On l'a appelé Pim.
Pim parce que c'est ce qu'il disait à chaque fois que Laura tombait.
Et Laura tombait souvent.
Déséquilibre émotionnel en diagnostic. Et c'était bien cela: un effondrement dans les émotions.
Elle marchait sur un fil, Laura, et pim! dans la boue de la peur, et pim! dans les marécages du doute. Remonter sur le fil, c'était ça le plus dur. La force lui manquait, ses bras mous ne la hissaient plus. Il fallait l'aider. Et c'était Pim qui s'y collait.

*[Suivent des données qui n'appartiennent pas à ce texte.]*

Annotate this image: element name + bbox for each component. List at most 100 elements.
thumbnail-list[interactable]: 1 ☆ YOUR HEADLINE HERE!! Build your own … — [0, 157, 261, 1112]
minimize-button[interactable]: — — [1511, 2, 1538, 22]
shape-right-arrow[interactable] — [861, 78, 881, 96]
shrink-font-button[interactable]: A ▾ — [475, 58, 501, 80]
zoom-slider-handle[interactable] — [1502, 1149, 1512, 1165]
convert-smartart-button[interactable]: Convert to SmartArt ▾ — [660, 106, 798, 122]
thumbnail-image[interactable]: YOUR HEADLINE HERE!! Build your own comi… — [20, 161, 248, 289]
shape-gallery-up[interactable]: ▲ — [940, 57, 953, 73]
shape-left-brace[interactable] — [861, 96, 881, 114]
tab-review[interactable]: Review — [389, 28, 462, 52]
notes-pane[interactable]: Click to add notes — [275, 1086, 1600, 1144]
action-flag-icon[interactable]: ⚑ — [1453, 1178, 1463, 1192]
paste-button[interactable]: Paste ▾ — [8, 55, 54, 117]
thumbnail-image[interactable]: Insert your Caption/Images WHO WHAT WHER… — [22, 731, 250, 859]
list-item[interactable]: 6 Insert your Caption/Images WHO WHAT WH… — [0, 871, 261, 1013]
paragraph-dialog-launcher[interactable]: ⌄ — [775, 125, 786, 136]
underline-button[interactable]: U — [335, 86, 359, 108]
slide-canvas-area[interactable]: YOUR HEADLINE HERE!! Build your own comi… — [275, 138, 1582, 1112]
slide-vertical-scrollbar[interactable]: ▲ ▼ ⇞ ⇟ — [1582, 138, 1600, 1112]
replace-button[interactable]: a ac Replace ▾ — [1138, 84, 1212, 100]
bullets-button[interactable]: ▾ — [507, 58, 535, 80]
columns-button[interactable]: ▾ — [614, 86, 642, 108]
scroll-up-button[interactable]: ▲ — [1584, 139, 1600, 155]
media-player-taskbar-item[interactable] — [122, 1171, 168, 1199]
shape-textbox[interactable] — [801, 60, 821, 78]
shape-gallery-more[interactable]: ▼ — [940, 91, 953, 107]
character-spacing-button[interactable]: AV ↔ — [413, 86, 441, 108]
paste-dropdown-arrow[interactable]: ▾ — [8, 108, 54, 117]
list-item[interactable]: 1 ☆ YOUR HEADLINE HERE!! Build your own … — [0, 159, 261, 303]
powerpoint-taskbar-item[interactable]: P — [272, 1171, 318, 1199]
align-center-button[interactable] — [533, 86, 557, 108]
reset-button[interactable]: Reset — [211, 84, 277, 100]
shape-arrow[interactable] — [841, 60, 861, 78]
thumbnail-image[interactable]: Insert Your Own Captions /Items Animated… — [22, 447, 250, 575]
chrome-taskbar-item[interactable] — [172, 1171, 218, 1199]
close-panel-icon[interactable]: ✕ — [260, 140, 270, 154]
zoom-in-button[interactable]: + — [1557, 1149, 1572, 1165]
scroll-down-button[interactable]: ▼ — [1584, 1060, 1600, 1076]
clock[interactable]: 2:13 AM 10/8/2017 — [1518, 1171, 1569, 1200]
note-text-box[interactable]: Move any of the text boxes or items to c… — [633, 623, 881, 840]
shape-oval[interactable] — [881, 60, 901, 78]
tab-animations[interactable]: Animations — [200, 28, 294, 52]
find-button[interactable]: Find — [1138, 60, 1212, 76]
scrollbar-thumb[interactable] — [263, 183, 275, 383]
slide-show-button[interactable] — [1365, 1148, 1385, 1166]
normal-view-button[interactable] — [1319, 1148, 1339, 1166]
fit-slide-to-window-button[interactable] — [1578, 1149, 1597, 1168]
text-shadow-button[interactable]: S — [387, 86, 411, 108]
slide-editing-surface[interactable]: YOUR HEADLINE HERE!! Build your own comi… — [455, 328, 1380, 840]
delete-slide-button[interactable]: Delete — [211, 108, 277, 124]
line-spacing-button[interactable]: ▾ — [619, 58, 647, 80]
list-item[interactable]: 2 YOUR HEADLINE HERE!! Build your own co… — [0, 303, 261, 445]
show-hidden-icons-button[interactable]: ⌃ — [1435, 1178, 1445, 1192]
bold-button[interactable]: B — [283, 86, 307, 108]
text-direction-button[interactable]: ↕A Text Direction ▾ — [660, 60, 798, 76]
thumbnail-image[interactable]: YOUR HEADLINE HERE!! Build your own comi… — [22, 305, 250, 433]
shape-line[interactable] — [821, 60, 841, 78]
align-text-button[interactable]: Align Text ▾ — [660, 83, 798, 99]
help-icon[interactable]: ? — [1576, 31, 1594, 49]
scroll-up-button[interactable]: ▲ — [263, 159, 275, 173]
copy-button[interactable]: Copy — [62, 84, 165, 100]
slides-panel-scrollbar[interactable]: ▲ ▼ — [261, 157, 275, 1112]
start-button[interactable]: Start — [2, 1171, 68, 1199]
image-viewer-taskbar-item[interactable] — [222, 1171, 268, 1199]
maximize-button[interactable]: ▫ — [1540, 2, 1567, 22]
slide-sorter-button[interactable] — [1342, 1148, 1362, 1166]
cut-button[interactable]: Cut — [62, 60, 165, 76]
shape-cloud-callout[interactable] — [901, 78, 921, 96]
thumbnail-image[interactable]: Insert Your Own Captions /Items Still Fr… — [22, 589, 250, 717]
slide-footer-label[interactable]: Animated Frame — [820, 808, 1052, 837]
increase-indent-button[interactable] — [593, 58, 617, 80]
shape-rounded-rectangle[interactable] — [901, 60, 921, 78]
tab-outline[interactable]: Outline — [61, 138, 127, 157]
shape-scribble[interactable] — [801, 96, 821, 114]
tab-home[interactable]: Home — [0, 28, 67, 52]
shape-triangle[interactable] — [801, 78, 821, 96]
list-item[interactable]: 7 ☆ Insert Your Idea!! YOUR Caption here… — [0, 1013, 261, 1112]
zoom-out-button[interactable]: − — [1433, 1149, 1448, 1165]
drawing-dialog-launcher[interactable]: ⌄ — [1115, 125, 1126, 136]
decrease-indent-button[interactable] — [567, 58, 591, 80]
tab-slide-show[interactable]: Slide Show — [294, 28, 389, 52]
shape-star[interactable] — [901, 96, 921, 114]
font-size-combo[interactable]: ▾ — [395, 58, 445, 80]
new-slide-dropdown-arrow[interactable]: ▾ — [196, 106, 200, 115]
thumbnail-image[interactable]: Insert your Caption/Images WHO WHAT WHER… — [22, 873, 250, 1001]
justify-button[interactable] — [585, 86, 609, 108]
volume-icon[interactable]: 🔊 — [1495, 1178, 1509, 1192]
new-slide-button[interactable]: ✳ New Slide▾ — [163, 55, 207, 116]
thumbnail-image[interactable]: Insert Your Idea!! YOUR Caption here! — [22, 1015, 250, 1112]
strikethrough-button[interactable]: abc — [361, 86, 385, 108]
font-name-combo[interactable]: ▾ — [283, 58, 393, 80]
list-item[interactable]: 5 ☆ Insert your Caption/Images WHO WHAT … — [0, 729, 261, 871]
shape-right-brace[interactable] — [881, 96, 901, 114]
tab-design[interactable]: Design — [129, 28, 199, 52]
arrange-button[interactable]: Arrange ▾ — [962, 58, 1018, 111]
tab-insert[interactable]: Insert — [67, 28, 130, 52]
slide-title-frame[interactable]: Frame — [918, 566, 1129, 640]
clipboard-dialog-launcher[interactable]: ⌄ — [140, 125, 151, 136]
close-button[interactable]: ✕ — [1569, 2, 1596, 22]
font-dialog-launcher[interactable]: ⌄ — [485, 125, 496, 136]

Trente-cinq ans de vie commune, alors forcément...
A la façon qu'elle avait de tenir sa tasse de café le matin, les doigts resserrés ou détendus, les ongles rongés ou vernis, le poignet solide ou tremblotant, Pim savait.
Les yeux perdus sur le liquide noir, elle tanguait déjà sur les vagues, et il entamait alors un monologue, une corde de mots pour la ramener à lui. Mais la corde s'étiolait, son tissage se desserrait et finissait par gonfler lui aussi le grondement du ressac.
Pim resté sur le rivage agitait ses mains, grandissait ses gestes, tentait d'intercepter son regard, de le remplir, de lui insuffler la lumière perdue. Mais Laura était déjà trop loin du phare.
Alors les mots de Pim devenaient prières et il remontait vers chez lui les poings serrés et la nuque pliée.
Elle reviendrait avec la marée montante, ressassait-il, avec la marée montante...
C'est comme ça que fonctionnent les courants marins: ils ramènent du large ceux qui ont réussi à faire la planche.
Pour Laura ce serait pareil, presque pareil...
La mer remonte toutes les douze heures. Laura on ne savait pas.